Quant au journal "Attahrir", il a souligné dans son numéro daté du 19 novembre 1962, c’est-à-dire trois jours après la tentative d’assassinat, que ni le gouvernement ni la Sûreté nationale n’ont pris la peine de procéder à une enquête pour tirer cette affaire au clair. Admettons qu’ils n’ont aucune relation avec cet accident provoqué, comment se fait-il qu’ils n’ont rien fait pour identifier les agresseurs alors qu’ils ont reconnu que Mehdi Ben Barka faisait l’objet d’une étroite surveillance. Ils pouvaient au moins porter secours à des citoyens blessés à la suite d’un accident, indépendamment de l’identité de ces citoyens.
En réalité, ceux qui ont commis cette agression sont connus des services de sécurité. Parmi eux, il y avait un certain Ouzzine, un policier qui a disparu de la circulation au même titre que les autres personnes qui l’accompagnaient dans la Peugeot 403, laquelle voiture n’a jamais plus stationné devant le domicile de Mehdi Ben Barka de Douar Jamaâ à Rabat.

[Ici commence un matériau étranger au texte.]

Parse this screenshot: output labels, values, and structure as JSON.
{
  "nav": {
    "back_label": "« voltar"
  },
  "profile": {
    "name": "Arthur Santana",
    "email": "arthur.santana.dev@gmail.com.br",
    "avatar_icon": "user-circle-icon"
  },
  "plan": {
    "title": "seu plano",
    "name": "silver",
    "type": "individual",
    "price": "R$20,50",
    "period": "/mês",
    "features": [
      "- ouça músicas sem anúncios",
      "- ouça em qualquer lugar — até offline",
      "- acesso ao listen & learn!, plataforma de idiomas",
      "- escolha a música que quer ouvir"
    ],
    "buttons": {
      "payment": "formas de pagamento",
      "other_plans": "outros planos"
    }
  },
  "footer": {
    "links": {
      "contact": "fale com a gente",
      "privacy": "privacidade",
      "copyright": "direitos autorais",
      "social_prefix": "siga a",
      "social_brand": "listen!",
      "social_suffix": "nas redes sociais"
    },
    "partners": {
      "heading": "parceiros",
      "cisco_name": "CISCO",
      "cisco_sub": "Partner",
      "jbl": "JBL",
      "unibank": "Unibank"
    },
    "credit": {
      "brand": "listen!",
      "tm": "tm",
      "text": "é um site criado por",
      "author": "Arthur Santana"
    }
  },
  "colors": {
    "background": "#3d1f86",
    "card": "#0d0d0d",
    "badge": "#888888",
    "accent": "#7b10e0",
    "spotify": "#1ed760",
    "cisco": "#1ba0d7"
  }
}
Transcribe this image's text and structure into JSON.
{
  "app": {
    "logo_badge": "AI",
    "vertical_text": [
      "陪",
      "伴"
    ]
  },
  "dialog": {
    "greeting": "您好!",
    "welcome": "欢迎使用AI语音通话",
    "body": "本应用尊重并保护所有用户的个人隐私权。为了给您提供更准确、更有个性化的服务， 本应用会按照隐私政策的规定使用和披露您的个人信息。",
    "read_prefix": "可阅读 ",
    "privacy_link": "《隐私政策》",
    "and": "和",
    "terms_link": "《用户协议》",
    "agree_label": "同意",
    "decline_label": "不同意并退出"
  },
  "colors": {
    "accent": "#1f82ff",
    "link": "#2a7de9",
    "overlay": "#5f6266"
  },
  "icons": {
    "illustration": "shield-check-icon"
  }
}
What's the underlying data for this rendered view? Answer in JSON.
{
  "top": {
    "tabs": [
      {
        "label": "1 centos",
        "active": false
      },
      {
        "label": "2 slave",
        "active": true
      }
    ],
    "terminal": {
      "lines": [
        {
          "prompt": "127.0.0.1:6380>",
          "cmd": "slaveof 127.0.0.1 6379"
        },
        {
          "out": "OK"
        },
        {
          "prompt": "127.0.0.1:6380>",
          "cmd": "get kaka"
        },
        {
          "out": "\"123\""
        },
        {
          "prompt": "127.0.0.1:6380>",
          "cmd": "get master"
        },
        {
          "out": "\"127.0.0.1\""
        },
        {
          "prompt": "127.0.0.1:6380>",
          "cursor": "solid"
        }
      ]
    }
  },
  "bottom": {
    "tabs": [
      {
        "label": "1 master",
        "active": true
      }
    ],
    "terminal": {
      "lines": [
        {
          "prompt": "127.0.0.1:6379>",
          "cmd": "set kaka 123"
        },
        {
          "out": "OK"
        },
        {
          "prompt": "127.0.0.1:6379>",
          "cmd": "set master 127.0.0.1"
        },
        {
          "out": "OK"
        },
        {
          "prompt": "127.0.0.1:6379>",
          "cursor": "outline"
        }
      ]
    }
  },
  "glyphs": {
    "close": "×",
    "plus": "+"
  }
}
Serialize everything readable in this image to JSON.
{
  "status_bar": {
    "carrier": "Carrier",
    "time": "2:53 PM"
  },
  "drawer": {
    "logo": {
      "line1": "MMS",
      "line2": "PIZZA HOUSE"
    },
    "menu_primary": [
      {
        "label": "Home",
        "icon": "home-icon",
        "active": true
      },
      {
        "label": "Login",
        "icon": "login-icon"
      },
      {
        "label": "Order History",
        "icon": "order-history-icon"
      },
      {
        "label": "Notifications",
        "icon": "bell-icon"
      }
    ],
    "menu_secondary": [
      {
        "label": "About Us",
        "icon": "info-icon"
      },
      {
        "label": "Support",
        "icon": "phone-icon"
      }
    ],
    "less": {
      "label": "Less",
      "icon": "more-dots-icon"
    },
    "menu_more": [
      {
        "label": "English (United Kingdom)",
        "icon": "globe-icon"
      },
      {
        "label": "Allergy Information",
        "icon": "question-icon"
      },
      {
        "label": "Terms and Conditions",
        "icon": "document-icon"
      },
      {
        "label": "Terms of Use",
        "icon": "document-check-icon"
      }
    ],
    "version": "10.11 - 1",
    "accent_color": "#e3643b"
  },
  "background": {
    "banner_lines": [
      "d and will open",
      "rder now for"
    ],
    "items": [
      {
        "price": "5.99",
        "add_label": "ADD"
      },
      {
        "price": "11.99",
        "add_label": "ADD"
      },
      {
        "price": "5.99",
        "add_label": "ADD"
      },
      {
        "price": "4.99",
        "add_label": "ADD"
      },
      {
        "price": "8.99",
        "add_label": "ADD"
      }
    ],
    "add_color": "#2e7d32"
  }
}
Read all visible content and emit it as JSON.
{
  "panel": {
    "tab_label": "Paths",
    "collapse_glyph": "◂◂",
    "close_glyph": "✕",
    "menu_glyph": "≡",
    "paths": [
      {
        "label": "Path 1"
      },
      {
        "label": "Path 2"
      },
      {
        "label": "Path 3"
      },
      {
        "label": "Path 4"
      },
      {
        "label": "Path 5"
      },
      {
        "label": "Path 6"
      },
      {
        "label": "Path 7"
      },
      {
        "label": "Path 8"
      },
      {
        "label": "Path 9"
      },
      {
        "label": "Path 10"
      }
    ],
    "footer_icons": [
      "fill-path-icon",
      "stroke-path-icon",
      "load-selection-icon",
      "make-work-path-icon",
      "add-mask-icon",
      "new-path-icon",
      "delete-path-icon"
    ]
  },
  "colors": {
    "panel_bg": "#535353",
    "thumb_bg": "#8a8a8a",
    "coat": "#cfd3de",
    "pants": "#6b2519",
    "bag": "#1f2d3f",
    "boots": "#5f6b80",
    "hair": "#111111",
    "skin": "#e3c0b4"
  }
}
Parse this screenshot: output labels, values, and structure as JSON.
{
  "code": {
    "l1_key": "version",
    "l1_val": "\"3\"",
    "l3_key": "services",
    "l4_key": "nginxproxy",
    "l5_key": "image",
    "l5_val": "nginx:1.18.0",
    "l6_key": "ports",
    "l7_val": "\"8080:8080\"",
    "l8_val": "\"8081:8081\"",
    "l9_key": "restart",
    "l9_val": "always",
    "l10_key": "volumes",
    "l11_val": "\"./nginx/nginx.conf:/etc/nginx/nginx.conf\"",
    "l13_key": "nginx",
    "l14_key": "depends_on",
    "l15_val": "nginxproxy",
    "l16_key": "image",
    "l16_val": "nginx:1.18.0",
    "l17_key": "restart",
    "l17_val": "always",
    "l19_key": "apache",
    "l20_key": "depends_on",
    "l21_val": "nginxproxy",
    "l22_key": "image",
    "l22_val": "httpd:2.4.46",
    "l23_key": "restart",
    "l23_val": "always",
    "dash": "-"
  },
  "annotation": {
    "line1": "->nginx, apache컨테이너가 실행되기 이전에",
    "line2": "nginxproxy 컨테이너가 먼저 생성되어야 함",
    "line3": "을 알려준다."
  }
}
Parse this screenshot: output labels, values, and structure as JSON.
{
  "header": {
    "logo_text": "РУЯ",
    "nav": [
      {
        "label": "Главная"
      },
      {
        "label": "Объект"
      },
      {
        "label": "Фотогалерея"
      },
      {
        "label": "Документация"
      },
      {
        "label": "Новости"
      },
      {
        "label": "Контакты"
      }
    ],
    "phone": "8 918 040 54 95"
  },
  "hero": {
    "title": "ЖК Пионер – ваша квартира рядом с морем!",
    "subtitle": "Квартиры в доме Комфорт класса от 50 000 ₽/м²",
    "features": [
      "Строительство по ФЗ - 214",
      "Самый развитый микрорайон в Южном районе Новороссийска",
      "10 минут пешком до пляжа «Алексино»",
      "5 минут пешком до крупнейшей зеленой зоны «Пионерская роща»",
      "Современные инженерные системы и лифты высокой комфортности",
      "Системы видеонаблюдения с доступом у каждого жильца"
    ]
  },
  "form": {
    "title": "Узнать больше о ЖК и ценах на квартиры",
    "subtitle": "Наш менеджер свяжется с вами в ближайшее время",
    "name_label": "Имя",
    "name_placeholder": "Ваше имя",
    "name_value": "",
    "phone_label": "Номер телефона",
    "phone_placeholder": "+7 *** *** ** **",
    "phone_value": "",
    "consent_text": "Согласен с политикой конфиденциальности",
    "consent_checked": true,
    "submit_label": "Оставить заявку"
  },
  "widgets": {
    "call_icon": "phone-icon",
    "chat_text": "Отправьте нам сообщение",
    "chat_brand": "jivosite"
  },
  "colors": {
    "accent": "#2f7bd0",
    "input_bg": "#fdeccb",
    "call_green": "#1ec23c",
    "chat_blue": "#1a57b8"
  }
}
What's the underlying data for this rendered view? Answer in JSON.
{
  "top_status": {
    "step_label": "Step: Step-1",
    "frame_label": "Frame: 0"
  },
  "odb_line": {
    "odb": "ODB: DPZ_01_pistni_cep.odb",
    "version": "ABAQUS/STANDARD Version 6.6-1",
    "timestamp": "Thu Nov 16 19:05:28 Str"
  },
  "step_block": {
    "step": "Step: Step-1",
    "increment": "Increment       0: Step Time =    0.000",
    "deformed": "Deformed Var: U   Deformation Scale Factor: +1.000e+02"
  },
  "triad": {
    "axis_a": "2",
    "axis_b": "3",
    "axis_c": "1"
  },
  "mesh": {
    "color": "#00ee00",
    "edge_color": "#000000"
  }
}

La mission de ces individus était-elle de faire disparaître définitivement Mehdi Ben Barka, ou voulaient-ils seulement le blesser pour le contraindre à s’absenter de la scène politique, le temps de la campagne référendaire ? Si tel était leur but, alors on peut dire que la mission des quatre individus de la Peugeot 403 blanche a été accomplie cinq sur cinq, puisque Mehdi Ben Barka a été effectivement obligé de s’éloigner, physiquement, de la bataille du boycott du référendum. Le chauffeur "Ouzzine" est réapparu une année plus tard, quand il s’est rendu au tribunal pour assister à un procès politique, avec d’autres policiers occupant les premières places de la salle d’audience. Le procès des personnes soupçonnées d’avoir participé à ce qu’on a appelé "le complot du 16 juillet" a débuté le 23 novembre 1963. Je faisais personnellement partie des accusés dans cette affaire. Dans la salle, j’ai reconnu le chauffeur "Ouzzine", et j’ai voulu que Mehdi Alaoui (qui était présent lors de l’accident d’oued Cherrat) puisse l’identifier. Mehdi Alaoui s’est approché de lui et a dit: "Où est la Peugeot ?". Le policier a été pris de panique et a dit : ce n’est pas moi! ("Machi ana"). Il a quitté la salle et on ne l’a plus jamais vu dans les séances du procès. Un jour, il s’est présenté à moi, alors que je tenais un guichet de Bank Al-Maghrib et lui voulait changer un billet de 500 francs français. Je lui ai demandé une pièce d’identité. Il a hésité et comme il semblait avoir besoin d’argent, il a fini par remettre une carte professionnelle de la police et c’est ainsi que j’ai découvert son nom : "Mohand Ouzzine".